When Brexit day dawns there may be a gap between how environmental protection is regulated and how it is actually achieved.
At the moment the EC Commission can bring enforcement proceedings in the European Court of Justice against a government that it feels is not complying with the law. Post-Brexit that ability to hold government to account will fall away.
In a recent article, Environmental Accountability after Brexit, Maria Lee, a professor at University College London, says:
‘We need a new independent, expert and adequately resourced body to replace the EU’s role in scrutinising and enforcing government performance in environmental matters. It needs to be able to report publicly, and to parliaments and assemblies, on government’s statutory obligations to plan and report on environmental compliance; to compel ministerial responses; to undertake investigations in response to complaints or of its own motion; to demand remedial action; and to bring judicial review actions against government where appropriate.’

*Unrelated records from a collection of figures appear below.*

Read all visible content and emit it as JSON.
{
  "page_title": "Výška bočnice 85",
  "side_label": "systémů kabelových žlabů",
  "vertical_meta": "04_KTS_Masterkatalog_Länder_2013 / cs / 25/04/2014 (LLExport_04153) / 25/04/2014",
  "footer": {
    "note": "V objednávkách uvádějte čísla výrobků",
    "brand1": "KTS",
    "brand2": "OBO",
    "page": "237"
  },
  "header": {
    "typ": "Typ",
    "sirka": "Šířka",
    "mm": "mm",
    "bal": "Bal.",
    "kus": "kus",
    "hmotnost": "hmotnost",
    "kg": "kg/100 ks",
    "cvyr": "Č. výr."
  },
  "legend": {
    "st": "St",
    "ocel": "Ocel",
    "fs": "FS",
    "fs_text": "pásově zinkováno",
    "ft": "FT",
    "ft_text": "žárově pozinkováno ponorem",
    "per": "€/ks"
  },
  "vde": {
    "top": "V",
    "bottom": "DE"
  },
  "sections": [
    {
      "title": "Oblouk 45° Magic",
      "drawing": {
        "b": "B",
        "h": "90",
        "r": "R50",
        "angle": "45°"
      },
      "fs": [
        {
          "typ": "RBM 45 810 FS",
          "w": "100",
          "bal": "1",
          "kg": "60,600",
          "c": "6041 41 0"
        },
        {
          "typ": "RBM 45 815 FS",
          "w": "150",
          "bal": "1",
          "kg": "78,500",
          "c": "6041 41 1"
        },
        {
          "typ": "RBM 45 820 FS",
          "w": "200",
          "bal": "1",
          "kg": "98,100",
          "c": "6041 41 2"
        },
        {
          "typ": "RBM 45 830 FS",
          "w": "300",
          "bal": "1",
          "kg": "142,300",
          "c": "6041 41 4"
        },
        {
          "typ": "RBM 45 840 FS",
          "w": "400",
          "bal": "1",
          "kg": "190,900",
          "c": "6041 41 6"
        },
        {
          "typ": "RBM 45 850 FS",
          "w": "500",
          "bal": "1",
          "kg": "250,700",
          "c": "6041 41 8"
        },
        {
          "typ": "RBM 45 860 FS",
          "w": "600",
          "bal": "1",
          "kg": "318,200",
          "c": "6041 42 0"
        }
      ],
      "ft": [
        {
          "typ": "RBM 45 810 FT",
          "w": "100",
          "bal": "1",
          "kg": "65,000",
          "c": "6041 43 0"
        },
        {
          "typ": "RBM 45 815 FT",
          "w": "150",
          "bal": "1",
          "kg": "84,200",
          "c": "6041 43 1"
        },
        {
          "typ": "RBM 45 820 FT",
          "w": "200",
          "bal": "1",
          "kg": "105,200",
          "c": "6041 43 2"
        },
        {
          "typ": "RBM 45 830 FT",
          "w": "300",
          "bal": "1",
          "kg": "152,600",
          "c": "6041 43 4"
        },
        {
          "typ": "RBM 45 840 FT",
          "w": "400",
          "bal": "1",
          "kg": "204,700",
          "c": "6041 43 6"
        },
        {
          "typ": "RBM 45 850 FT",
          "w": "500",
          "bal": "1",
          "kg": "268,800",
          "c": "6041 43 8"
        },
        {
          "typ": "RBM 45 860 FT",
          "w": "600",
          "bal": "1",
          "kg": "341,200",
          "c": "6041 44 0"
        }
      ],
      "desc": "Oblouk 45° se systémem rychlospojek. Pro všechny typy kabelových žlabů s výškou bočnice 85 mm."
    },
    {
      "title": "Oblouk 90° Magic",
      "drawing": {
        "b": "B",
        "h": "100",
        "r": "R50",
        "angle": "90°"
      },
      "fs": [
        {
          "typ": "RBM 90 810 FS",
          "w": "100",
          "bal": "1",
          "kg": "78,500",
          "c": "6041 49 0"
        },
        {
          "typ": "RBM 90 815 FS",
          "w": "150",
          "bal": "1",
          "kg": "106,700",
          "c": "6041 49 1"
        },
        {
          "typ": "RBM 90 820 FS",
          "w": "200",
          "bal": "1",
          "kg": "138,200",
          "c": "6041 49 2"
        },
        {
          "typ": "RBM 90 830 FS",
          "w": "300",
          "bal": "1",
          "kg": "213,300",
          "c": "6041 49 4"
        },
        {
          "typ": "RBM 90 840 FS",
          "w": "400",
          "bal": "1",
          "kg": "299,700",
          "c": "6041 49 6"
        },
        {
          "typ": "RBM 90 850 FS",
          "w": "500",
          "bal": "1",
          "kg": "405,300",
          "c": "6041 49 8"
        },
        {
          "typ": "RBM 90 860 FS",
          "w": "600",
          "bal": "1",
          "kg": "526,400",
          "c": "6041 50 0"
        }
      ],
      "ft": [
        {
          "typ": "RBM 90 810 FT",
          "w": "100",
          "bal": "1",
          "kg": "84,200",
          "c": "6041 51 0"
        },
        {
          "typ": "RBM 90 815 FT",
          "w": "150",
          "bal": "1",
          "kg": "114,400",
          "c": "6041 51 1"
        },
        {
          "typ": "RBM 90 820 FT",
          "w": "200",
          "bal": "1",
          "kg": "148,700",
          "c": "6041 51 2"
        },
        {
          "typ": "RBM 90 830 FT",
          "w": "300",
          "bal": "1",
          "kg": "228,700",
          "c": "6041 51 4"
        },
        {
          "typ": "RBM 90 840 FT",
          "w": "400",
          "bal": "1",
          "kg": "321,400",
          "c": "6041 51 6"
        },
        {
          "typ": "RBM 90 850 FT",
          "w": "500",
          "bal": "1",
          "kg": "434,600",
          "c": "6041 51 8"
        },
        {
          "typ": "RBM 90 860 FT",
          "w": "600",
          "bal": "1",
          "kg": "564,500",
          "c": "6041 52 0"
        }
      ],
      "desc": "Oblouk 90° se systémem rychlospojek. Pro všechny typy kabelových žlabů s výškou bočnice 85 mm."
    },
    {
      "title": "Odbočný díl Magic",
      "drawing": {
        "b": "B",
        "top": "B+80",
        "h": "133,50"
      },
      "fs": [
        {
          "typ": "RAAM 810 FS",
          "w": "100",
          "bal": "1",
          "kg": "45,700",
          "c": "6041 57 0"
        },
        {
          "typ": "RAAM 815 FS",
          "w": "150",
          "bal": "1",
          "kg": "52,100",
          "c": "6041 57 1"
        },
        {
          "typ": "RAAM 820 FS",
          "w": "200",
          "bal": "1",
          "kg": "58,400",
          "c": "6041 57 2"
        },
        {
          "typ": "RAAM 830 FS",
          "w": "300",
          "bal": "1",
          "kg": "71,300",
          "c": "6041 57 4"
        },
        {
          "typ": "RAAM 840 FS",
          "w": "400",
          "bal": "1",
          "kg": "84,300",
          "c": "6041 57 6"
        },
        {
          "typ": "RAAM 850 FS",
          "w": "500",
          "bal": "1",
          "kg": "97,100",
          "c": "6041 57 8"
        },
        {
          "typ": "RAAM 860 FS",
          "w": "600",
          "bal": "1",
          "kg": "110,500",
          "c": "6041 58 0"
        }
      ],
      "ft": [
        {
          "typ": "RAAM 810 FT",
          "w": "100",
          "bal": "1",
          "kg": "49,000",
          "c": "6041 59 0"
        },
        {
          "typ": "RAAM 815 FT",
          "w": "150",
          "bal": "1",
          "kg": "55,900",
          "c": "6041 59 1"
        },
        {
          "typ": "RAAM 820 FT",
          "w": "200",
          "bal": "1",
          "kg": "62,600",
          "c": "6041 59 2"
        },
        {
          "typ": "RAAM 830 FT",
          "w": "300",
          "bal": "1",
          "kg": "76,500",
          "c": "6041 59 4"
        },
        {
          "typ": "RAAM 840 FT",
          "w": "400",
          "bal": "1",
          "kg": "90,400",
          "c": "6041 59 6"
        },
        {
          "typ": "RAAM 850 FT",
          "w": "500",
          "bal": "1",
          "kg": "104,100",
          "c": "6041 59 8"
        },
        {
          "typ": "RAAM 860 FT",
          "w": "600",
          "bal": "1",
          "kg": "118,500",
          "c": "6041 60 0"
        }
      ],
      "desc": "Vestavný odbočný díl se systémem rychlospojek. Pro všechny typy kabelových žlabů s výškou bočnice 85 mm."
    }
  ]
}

This has been recognised by the government. In evidence to Parliament’s environmental audit committee, Michael Gove, the secretary of state for Defra said:
‘The case had been well made that unless you have some means of holding governments and other public bodies to account there is always the danger that environmental damage can be generated or inflicted without an appropriate means of ensuring that, in the broadest sense, justice can be done. When those who are careless about environmental protection or enhancement generate that damage, unless there is some check on the way in which government or public bodies might operate, we do not get the environmental protection we should.’
He added that the government would consult on what type of body should replace the role that the Commission and the Court have played. He was asked about whether there should be one such body for the UK or one for each of the devolved administrations in England, Northern Ireland, Scotland and Wales but thought it a little early to say.
Lawyers are likely to focus on the remedy the body is suggested to have – judicial review. There are difficulties with judicial review in that the court has to give leave, there are fixed timescales in which to bring an action and it is quite costly.
An alternative for the new environmental body might be found in Article 258 of the European Treaty which says:
‘If the Commission considers that a Member State has failed to fulfil an obligation under this Treaty, it shall deliver a reasoned opinion on the matter after giving the State concerned the opportunity to submit its observations. If the State concerned does not comply with the opinion within the period laid down by the Commission, the latter may bring the matter before the Court of Justice.’
A version of this to fit in with domestic law would be far better for the new environmental body than judicial review. Firstly, the body sets out its view in a reasoned opinion. The government has time to respond but that time should be within a set limit. If the government does not accept the body’s opinion and the body feels that the law is not being complied with it can bring its action.
Secondly, the body would not need the court’s permission to bring an action. It would simply start one.
Thirdly, the body may be entitled to restrict the costs of any action under the principles contained in the Aarhus Treaty. The UK will still be a party to that Treaty after Brexit.
The court could impose a fine on the government for breaking the law. The fine should be used, under the body’s direction, to fund environmental projects.
None of this will alter the rights of an individual or non-governmental organisation under the current rules. They can make a complaint to the body saying that the government is breaking environmental protection law. The body may disagree and decline to take action.
However, the right of the individual or NGO to bring their own judicial review – either against the body or the government – would still remain.